Zu den Zeichen fortgeschrittener HI gehören bestehende Symptome trotz optimaler Medikation. Dabei bietet sich das 2-Minuten-Assessment zur Therapieanpassung an (Abb.). Im Profil C ist eine temporäre Pausierung der RAAS-Hemmung und Beta-Blockade erforderlich. Die Gabe von Levosimendan ist hilfreich, um die kurzfristige Gabe von Katecholaminen kommt man oft nicht umhin. Patient:innen mit Profil L tolerieren Zeichen der Dekompensation oftmals ohne Symptomatik. Eine Gabe von Diuretika bewirkt hier eine Verschlechterung durch Rechtsherzversagen und ist zu vermeiden.
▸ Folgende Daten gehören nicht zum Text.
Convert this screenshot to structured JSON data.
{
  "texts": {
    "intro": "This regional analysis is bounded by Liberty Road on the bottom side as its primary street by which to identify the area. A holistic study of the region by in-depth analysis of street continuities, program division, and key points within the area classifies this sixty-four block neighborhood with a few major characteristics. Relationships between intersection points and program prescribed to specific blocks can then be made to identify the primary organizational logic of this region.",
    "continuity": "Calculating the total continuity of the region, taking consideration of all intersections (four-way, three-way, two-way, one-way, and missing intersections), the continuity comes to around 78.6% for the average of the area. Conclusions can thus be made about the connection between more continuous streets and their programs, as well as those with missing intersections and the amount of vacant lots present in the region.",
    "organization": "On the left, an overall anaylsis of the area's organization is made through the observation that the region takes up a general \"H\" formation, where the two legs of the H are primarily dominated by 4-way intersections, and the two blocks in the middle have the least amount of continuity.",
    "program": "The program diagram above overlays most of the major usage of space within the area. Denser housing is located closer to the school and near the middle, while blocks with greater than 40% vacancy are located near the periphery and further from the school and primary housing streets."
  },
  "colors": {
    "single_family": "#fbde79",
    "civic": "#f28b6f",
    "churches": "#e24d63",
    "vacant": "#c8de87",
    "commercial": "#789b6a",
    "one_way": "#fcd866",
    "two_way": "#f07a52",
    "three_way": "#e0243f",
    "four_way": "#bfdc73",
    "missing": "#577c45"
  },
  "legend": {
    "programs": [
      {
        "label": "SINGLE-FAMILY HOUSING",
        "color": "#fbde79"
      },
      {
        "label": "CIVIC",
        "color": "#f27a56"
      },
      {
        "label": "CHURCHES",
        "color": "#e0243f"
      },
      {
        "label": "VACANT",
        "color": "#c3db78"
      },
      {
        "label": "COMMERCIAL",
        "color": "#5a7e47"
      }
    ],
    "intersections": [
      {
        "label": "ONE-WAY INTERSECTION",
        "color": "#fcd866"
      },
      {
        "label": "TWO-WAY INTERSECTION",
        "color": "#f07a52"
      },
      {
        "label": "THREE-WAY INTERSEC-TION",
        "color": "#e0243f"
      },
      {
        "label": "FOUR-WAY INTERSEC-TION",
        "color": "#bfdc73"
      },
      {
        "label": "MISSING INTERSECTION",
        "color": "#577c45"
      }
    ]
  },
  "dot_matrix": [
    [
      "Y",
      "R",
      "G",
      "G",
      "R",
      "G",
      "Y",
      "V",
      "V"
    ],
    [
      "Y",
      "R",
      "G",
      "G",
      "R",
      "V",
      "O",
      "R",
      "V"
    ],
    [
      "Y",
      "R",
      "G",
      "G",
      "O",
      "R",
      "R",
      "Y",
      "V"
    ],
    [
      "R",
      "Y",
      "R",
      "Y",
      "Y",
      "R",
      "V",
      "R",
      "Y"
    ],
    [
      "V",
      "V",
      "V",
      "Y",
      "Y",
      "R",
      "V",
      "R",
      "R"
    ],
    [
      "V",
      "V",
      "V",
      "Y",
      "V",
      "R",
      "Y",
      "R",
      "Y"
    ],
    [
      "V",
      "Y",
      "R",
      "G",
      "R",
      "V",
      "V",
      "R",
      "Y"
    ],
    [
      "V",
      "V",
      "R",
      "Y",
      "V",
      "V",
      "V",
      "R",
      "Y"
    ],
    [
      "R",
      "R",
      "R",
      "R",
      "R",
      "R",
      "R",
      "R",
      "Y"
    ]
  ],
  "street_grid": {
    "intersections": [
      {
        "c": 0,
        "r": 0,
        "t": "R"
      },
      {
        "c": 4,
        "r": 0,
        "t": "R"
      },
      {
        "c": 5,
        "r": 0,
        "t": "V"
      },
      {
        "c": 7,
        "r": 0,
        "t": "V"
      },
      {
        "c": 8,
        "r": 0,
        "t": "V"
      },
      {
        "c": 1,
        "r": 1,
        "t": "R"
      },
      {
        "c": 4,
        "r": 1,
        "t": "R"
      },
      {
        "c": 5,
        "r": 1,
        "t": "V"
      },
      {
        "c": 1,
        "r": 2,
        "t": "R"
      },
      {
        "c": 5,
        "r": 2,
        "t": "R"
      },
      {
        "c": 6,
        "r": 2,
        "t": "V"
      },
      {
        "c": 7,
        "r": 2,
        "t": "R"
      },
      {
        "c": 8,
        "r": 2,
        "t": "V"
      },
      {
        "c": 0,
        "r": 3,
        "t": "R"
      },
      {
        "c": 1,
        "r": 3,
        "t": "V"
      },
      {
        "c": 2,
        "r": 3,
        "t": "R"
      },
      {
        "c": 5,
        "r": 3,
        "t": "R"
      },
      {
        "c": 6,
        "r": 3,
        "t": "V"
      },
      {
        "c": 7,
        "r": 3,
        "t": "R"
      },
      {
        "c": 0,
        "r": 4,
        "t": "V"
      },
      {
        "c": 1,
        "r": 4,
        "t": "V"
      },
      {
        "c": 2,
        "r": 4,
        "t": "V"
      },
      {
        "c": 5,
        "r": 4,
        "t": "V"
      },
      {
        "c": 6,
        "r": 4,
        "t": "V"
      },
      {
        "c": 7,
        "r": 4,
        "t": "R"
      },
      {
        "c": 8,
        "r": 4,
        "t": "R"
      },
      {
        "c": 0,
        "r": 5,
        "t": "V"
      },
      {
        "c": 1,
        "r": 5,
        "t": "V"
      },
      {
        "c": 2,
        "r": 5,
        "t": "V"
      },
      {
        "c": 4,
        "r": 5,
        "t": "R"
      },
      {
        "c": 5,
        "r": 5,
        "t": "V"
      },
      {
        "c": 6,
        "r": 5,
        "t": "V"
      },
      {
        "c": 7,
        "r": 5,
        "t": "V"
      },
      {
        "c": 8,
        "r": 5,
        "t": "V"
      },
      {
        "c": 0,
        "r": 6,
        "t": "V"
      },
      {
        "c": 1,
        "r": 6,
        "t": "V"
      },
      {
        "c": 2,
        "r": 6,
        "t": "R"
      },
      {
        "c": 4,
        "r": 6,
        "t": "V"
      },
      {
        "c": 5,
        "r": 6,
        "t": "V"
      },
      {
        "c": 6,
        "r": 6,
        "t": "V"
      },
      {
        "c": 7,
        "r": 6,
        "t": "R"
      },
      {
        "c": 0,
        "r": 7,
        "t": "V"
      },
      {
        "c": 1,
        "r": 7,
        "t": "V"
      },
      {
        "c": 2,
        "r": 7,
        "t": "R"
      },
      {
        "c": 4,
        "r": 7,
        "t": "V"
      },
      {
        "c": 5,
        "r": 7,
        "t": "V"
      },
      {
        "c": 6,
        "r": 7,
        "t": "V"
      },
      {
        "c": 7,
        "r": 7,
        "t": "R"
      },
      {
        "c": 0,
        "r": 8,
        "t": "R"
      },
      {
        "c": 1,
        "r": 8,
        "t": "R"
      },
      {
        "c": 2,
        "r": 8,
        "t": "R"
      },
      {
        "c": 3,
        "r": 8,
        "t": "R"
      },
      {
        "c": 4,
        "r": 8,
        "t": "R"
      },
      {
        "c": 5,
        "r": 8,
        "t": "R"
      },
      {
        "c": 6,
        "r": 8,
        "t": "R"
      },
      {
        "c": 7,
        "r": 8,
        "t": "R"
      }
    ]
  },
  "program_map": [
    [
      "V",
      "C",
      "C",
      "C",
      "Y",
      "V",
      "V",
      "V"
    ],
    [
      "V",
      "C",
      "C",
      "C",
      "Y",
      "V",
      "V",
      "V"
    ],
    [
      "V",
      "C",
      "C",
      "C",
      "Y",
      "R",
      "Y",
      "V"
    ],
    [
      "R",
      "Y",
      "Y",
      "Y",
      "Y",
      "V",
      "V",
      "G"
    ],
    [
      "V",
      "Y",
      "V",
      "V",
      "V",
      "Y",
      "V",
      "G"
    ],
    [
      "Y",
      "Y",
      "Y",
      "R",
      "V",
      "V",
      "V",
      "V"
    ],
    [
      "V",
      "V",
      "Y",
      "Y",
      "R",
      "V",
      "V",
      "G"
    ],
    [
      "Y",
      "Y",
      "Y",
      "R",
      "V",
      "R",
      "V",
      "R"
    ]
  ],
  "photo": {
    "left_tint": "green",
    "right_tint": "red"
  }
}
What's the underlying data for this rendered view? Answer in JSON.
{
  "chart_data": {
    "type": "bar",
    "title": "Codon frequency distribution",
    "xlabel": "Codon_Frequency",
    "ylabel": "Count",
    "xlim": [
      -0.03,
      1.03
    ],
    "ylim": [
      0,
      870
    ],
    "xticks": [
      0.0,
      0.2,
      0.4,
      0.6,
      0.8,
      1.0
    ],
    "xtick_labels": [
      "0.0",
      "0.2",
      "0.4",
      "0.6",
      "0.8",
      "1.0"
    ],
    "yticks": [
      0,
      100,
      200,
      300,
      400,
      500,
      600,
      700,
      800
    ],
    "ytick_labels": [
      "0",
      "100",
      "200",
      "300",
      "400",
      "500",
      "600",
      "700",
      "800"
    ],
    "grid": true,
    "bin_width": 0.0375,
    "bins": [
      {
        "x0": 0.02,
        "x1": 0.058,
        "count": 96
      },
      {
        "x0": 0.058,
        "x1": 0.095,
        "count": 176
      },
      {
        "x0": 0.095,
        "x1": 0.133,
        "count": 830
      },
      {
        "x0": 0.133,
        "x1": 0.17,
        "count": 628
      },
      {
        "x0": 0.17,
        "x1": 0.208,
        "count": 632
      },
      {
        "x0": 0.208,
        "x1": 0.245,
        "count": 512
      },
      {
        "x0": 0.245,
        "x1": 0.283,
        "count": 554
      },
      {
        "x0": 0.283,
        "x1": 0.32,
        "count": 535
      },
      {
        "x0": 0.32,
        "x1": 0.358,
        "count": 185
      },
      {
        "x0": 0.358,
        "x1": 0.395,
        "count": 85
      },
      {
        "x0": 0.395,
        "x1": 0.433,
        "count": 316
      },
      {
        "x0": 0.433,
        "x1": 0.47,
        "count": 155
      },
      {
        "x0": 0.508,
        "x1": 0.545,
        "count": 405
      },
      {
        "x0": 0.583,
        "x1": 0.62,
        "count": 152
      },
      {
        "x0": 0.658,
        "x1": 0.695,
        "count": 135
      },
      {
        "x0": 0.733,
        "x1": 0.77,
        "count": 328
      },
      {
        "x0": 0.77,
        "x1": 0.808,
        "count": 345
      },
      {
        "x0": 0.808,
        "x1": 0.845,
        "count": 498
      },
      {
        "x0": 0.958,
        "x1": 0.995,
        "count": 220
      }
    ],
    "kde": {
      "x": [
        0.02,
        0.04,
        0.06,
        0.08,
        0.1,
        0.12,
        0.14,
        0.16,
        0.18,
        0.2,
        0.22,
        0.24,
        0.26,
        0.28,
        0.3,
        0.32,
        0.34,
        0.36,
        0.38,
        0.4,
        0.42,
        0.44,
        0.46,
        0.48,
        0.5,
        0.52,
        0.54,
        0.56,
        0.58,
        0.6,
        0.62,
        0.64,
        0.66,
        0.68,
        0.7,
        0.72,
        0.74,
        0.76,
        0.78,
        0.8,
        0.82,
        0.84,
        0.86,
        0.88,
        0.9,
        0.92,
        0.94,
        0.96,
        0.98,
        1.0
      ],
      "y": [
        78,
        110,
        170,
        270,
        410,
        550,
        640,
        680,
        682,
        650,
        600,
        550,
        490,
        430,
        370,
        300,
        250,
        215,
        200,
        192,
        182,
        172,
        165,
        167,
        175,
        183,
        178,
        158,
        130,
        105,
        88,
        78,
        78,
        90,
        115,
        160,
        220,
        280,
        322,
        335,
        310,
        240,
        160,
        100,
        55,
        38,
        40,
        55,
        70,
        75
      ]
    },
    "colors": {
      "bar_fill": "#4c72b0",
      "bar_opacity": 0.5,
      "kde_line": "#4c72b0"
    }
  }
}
Abb.: 2-Minuten-Assessment zur Therapieanpassung

Komorbiditäten und Polypharmazie

Bei Diabetes mellitus Typ 2 ist die Medikation anzupassen (Cave: Glitazon, Gliflozine bevorzugen). Bei laufender Medikation mit NSAR und Kortison ist eine Risiko-Nutzen-Abwägung erforderlich und gegebenenfalls ein Um- oder Absetzen. Frailty ist definiert als ein altersbedingtes klinisches Syndrom, das durch eine Abnahme der physiologischen Reserven in Stresssituationen gekennzeichnet ist und ein höheres Morbiditäts- und Mortalitätsrisiko mit sich bringt. Gebrechlichkeit betrifft sogar mehr als 70 % der Patient:innen über 70 Jahre, die mit HI ins Spital kommen. Das Management umfasst zusätzliche diätologische, physikalische und soziale Interventionen. Dieses multidimensionale Programm kann die Mortalität nachweislich senken.